I'd be lying if I said that many of my beliefs arent things that my parents believe and were taught to me and also that most of my closest friends weren't raised similarly. It's hard not to absorb beliefs that your parents have and that your friends have, especially in small towns. Faith, friends, and family all shape beliefs in my opinion. My interest in the constitution and the more conservative/libertarian point of view became an interest to me when Obama was running for reelection and it's just grown on me through college so far to where it just clicks to me. I don't think I can point to any one thing though that made me believe what I believe though. I was raised to be as self sufficient as possible, to not make excuses, to have a good work ethic, and to trust in Christ. If I'm the result of that stuff then I guess that's why.
 
I'd be lying if I said that many of my beliefs arent things that my parents believe and were taught to me and also that most of my closest friends weren't raised similarly. It's hard not to absorb beliefs that your parents have and that your friends have, especially in small towns.

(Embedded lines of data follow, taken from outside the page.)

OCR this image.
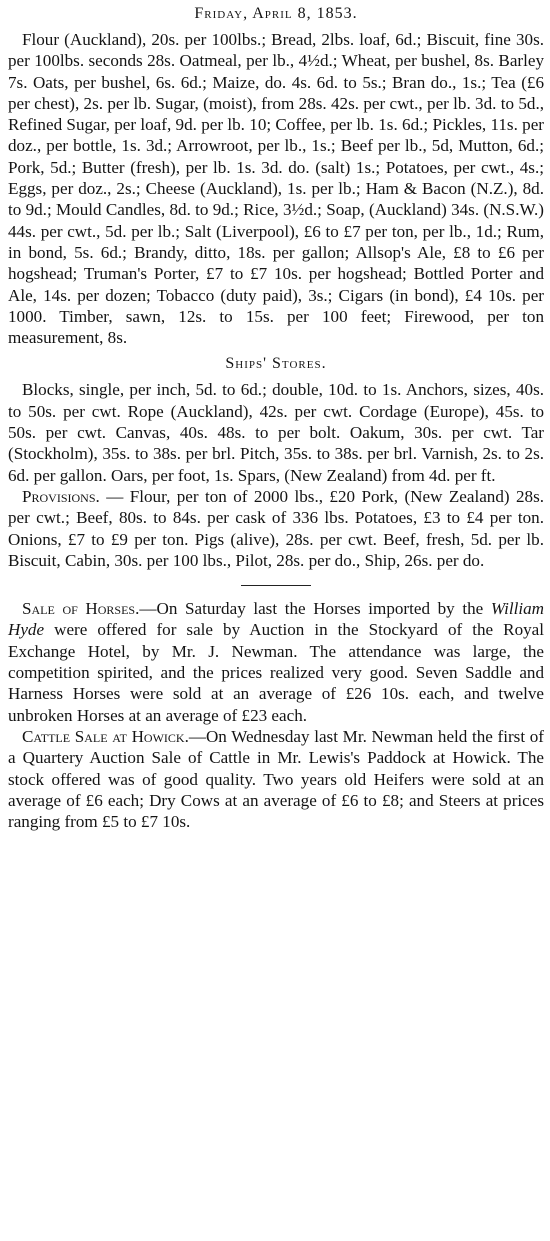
Friday, April 8, 1853.

Flour (Auckland), 20s. per 100lbs.; Bread, 2lbs. loaf, 6d.; Biscuit, fine 30s. per 100lbs. seconds 28s. Oatmeal, per lb., 4½d.; Wheat, per bushel, 8s. Barley 7s. Oats, per bushel, 6s. 6d.; Maize, do. 4s. 6d. to 5s.; Bran do., 1s.; Tea (£6 per chest), 2s. per lb. Sugar, (moist), from 28s. 42s. per cwt., per lb. 3d. to 5d., Refined Sugar, per loaf, 9d. per lb. 10; Coffee, per lb. 1s. 6d.; Pickles, 11s. per doz., per bottle, 1s. 3d.; Arrowroot, per lb., 1s.; Beef per lb., 5d, Mutton, 6d.; Pork, 5d.; Butter (fresh), per lb. 1s. 3d. do. (salt) 1s.; Potatoes, per cwt., 4s.; Eggs, per doz., 2s.; Cheese (Auckland), 1s. per lb.; Ham & Bacon (N.Z.), 8d. to 9d.; Mould Candles, 8d. to 9d.; Rice, 3½d.; Soap, (Auckland) 34s. (N.S.W.) 44s. per cwt., 5d. per lb.; Salt (Liverpool), £6 to £7 per ton, per lb., 1d.; Rum, in bond, 5s. 6d.; Brandy, ditto, 18s. per gallon; Allsop's Ale, £8 to £6 per hogshead; Truman's Porter, £7 to £7 10s. per hogshead; Bottled Porter and Ale, 14s. per dozen; Tobacco (duty paid), 3s.; Cigars (in bond), £4 10s. per 1000. Timber, sawn, 12s. to 15s. per 100 feet; Firewood, per ton measurement, 8s.

Ships' Stores.

Blocks, single, per inch, 5d. to 6d.; double, 10d. to 1s. Anchors, sizes, 40s. to 50s. per cwt. Rope (Auckland), 42s. per cwt. Cordage (Europe), 45s. to 50s. per cwt. Canvas, 40s. 48s. to per bolt. Oakum, 30s. per cwt. Tar (Stockholm), 35s. to 38s. per brl. Pitch, 35s. to 38s. per brl. Varnish, 2s. to 2s. 6d. per gallon. Oars, per foot, 1s. Spars, (New Zealand) from 4d. per ft.

Provisions. — Flour, per ton of 2000 lbs., £20 Pork, (New Zealand) 28s. per cwt.; Beef, 80s. to 84s. per cask of 336 lbs. Potatoes, £3 to £4 per ton. Onions, £7 to £9 per ton. Pigs (alive), 28s. per cwt. Beef, fresh, 5d. per lb. Biscuit, Cabin, 30s. per 100 lbs., Pilot, 28s. per do., Ship, 26s. per do.

Sale of Horses.—On Saturday last the Horses imported by the William Hyde were offered for sale by Auction in the Stockyard of the Royal Exchange Hotel, by Mr. J. Newman. The attendance was large, the competition spirited, and the prices realized very good. Seven Saddle and Harness Horses were sold at an average of £26 10s. each, and twelve unbroken Horses at an average of £23 each.

Cattle Sale at Howick.—On Wednesday last Mr. Newman held the first of a Quartery Auction Sale of Cattle in Mr. Lewis's Paddock at Howick. The stock offered was of good quality. Two years old Heifers were sold at an average of £6 each; Dry Cows at an average of £6 to £8; and Steers at prices ranging from £5 to £7 10s.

Faith, friends, and family all shape beliefs in my opinion. My interest in the constitution and the more conservative/libertarian point of view became an interest to me when Obama was running for reelection and it's just grown on me through college so far to where it just clicks to me. I don't think I can point to any one thing though that made me believe what I believe though. I was raised to be as self sufficient as possible, to not make excuses, to have a good work ethic, and to trust in Christ. If I'm the result of that stuff then I guess that's why.

Maybe your parents were right.
 
I believe what I believe based on my life experiences and examination of the issues rather than a political ideology. I do my homework on whatever issue is at hand.

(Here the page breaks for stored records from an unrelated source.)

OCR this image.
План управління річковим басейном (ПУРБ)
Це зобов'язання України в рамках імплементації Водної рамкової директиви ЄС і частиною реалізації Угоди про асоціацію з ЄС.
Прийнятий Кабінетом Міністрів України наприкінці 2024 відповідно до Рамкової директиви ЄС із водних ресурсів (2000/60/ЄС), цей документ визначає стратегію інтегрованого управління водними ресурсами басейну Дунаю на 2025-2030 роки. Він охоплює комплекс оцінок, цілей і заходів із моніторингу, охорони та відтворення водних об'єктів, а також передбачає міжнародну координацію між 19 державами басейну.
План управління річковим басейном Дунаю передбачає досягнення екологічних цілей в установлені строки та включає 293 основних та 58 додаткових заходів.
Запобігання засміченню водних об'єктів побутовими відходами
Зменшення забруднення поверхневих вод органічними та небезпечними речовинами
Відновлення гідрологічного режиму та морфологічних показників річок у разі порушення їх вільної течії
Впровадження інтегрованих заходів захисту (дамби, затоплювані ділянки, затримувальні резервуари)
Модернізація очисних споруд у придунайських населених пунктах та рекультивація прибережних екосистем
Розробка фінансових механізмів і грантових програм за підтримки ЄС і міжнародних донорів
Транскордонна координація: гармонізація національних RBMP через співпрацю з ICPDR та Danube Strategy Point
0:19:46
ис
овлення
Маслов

Given that, my views generally come down on the left side of center. That's probably because I despise greed as much as anything and the right typically embraces profit at the expense of everything else.

Am I the only one that sees the irony here? lol
 
In the interest of following the OP, the reasons I believe what I believe are...

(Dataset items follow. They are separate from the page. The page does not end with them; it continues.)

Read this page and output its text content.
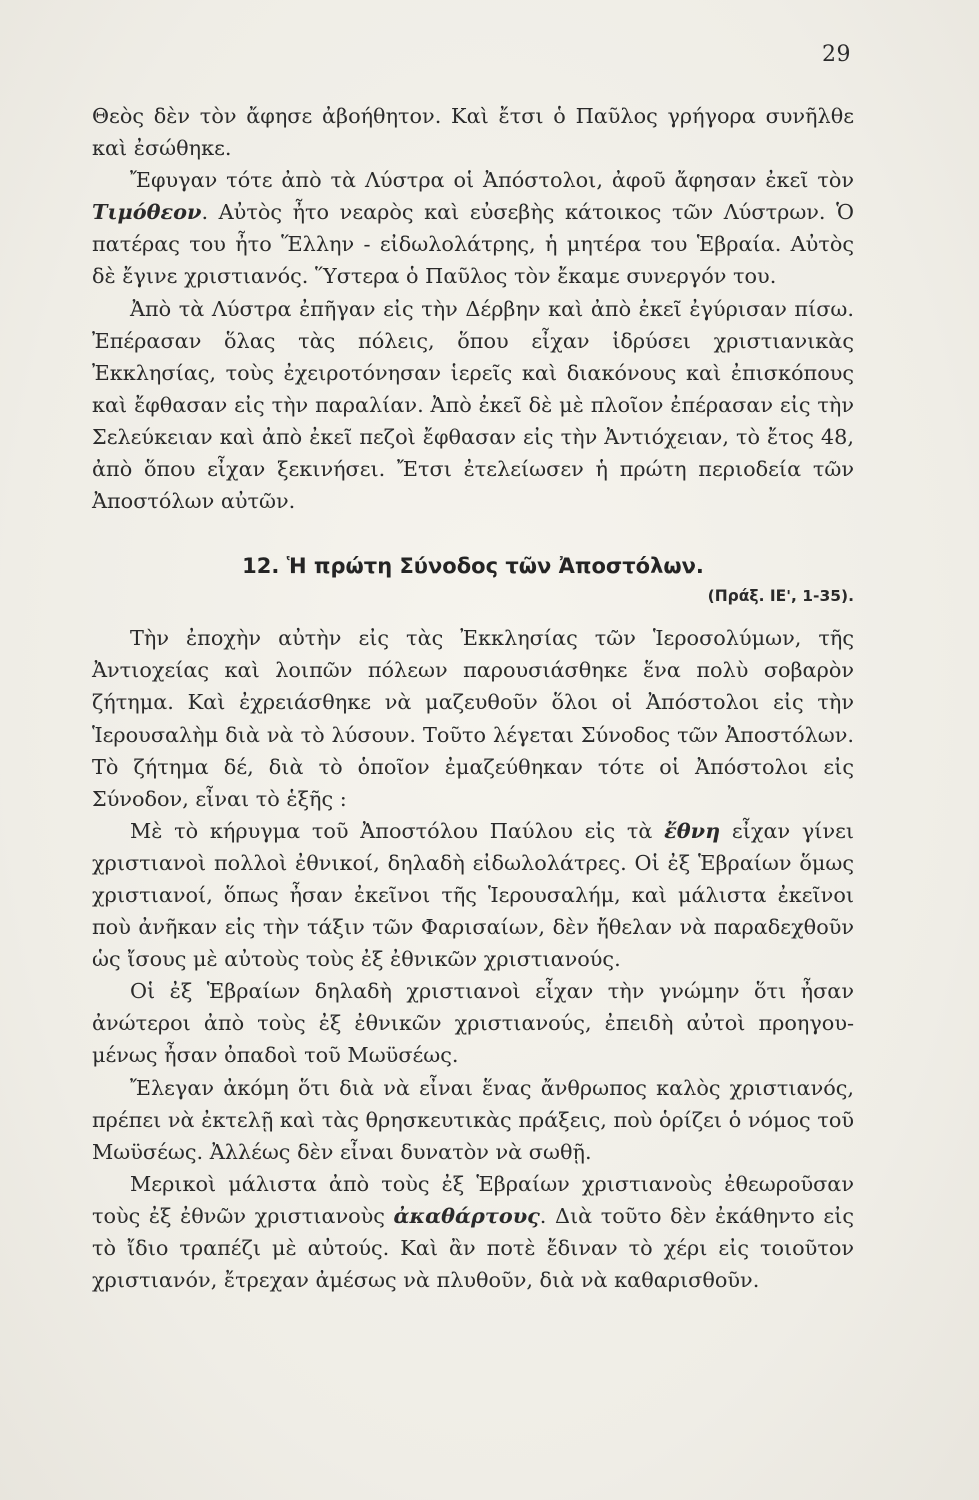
29

Θεὸς δὲν τὸν ἄφησε ἀβοήθητον. Καὶ ἔτσι ὁ Παῦλος γρήγορα συνῆλθε καὶ ἐσώθηκε.

Ἔφυγαν τότε ἀπὸ τὰ Λύστρα οἱ Ἀπόστολοι, ἀφοῦ ἄφησαν ἐκεῖ τὸν Τιμόθεον. Αὐτὸς ἦτο νεαρὸς καὶ εὐσεβὴς κάτοικος τῶν Λύστρων. Ὁ πατέρας του ἦτο Ἕλλην - εἰδωλολάτρης, ἡ μητέρα του Ἑβραία. Αὐτὸς δὲ ἔγινε χριστιανός. Ὕστερα ὁ Παῦλος τὸν ἔκαμε συνεργόν του.

Ἀπὸ τὰ Λύστρα ἐπῆγαν εἰς τὴν Δέρβην καὶ ἀπὸ ἐκεῖ ἐγύρισαν πίσω. Ἐπέρασαν ὅλας τὰς πόλεις, ὅπου εἶχαν ἱδρύσει χριστιανικὰς Ἐκκλησίας, τοὺς ἐχειροτόνησαν ἱερεῖς καὶ διακόνους καὶ ἐπισκόπους καὶ ἔφθασαν εἰς τὴν παραλίαν. Ἀπὸ ἐκεῖ δὲ μὲ πλοῖον ἐπέρασαν εἰς τὴν Σελεύκειαν καὶ ἀπὸ ἐκεῖ πεζοὶ ἔφθασαν εἰς τὴν Ἀντιόχειαν, τὸ ἔτος 48, ἀπὸ ὅπου εἶχαν ξεκινήσει. Ἔτσι ἐτελείωσεν ἡ πρώτη περιοδεία τῶν Ἀποστόλων αὐτῶν.

12. Ἡ πρώτη Σύνοδος τῶν Ἀποστόλων.
(Πράξ. ΙΕ', 1-35).

Τὴν ἐποχὴν αὐτὴν εἰς τὰς Ἐκκλησίας τῶν Ἱεροσολύμων, τῆς Ἀντιοχείας καὶ λοιπῶν πόλεων παρουσιάσθηκε ἕνα πολὺ σοβαρὸν ζήτημα. Καὶ ἐχρειάσθηκε νὰ μαζευθοῦν ὅλοι οἱ Ἀπόστολοι εἰς τὴν Ἱερουσαλὴμ διὰ νὰ τὸ λύσουν. Τοῦτο λέγεται Σύνοδος τῶν Ἀποστόλων. Τὸ ζήτημα δέ, διὰ τὸ ὁποῖον ἐμαζεύθηκαν τότε οἱ Ἀπόστολοι εἰς Σύνοδον, εἶναι τὸ ἑξῆς :

Μὲ τὸ κήρυγμα τοῦ Ἀποστόλου Παύλου εἰς τὰ ἔθνη εἶχαν γίνει χριστιανοὶ πολλοὶ ἐθνικοί, δηλαδὴ εἰδωλολάτρες. Οἱ ἐξ Ἑβραίων ὅμως χριστιανοί, ὅπως ἦσαν ἐκεῖνοι τῆς Ἱερουσαλήμ, καὶ μάλιστα ἐκεῖνοι ποὺ ἀνῆκαν εἰς τὴν τάξιν τῶν Φαρισαίων, δὲν ἤθελαν νὰ παραδεχθοῦν ὡς ἴσους μὲ αὐτοὺς τοὺς ἐξ ἐθνικῶν χριστιανούς.

Οἱ ἐξ Ἑβραίων δηλαδὴ χριστιανοὶ εἶχαν τὴν γνώμην ὅτι ἦσαν ἀνώτεροι ἀπὸ τοὺς ἐξ ἐθνικῶν χριστιανούς, ἐπειδὴ αὐτοὶ προηγουμένως ἦσαν ὀπαδοὶ τοῦ Μωϋσέως.

Ἔλεγαν ἀκόμη ὅτι διὰ νὰ εἶναι ἕνας ἄνθρωπος καλὸς χριστιανός, πρέπει νὰ ἐκτελῇ καὶ τὰς θρησκευτικὰς πράξεις, ποὺ ὁρίζει ὁ νόμος τοῦ Μωϋσέως. Ἀλλέως δὲν εἶναι δυνατὸν νὰ σωθῇ.

Μερικοὶ μάλιστα ἀπὸ τοὺς ἐξ Ἑβραίων χριστιανοὺς ἐθεωροῦσαν τοὺς ἐξ ἐθνῶν χριστιανοὺς ἀκαθάρτους. Διὰ τοῦτο δὲν ἐκάθηντο εἰς τὸ ἴδιο τραπέζι μὲ αὐτούς. Καὶ ἂν ποτὲ ἔδιναν τὸ χέρι εἰς τοιοῦτον χριστιανόν, ἔτρεχαν ἀμέσως νὰ πλυθοῦν, διὰ νὰ καθαρισθοῦν.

Up until 1997, I never gave much thought to politics because I was born and raised in Podunk Illinois, population 3,000. So we basically did what we wanted to, so long as we didn't intrude upon our neighbors, or when we wanted to go outside of our own little domain/property, we courteously asked for permission to do so. When the federal government besieged the koresh compound, subsequently immolating 80 American Citizens, I became anti big government (not really caring much about differences between liberal or conservative at that point). Then 9/11 happened and the PATRIOT ACT was forced upon us, all in the name of the war on terror. Since I was adamantly against the infringement on our freedom during a republican administration, I was branded a liberal. I said whatever, then i'm a liberal. Then Obama happened and a democrat majority continued to not only enforce the current policy of rights infringement, they proceeded to increase the pressure and oppression. But in the mass majority idiocy displayed by mainstream americans, I became a conservative because I didn't support Obama. So I said 'whatever, then i'm conservative'. But in those 24 years of continual whittling away at the constitution by either major party, I was acquainted with Libertarian-ism and it's core belief of freedom without infringing on the freedom of others. So I read the constitution, bill of rights, convention minutes, and most of the published commentaries leading up to ratification. Coming to the conclusion that nearly all liberals and nearly all conservatives are hugely resentful of the constitution and the rights that the founders believed we had simply for existing, I knew I was a Libertarian. Since then, my major objective has been to point out how totalitarian both the major parties, and it's core constituency, are.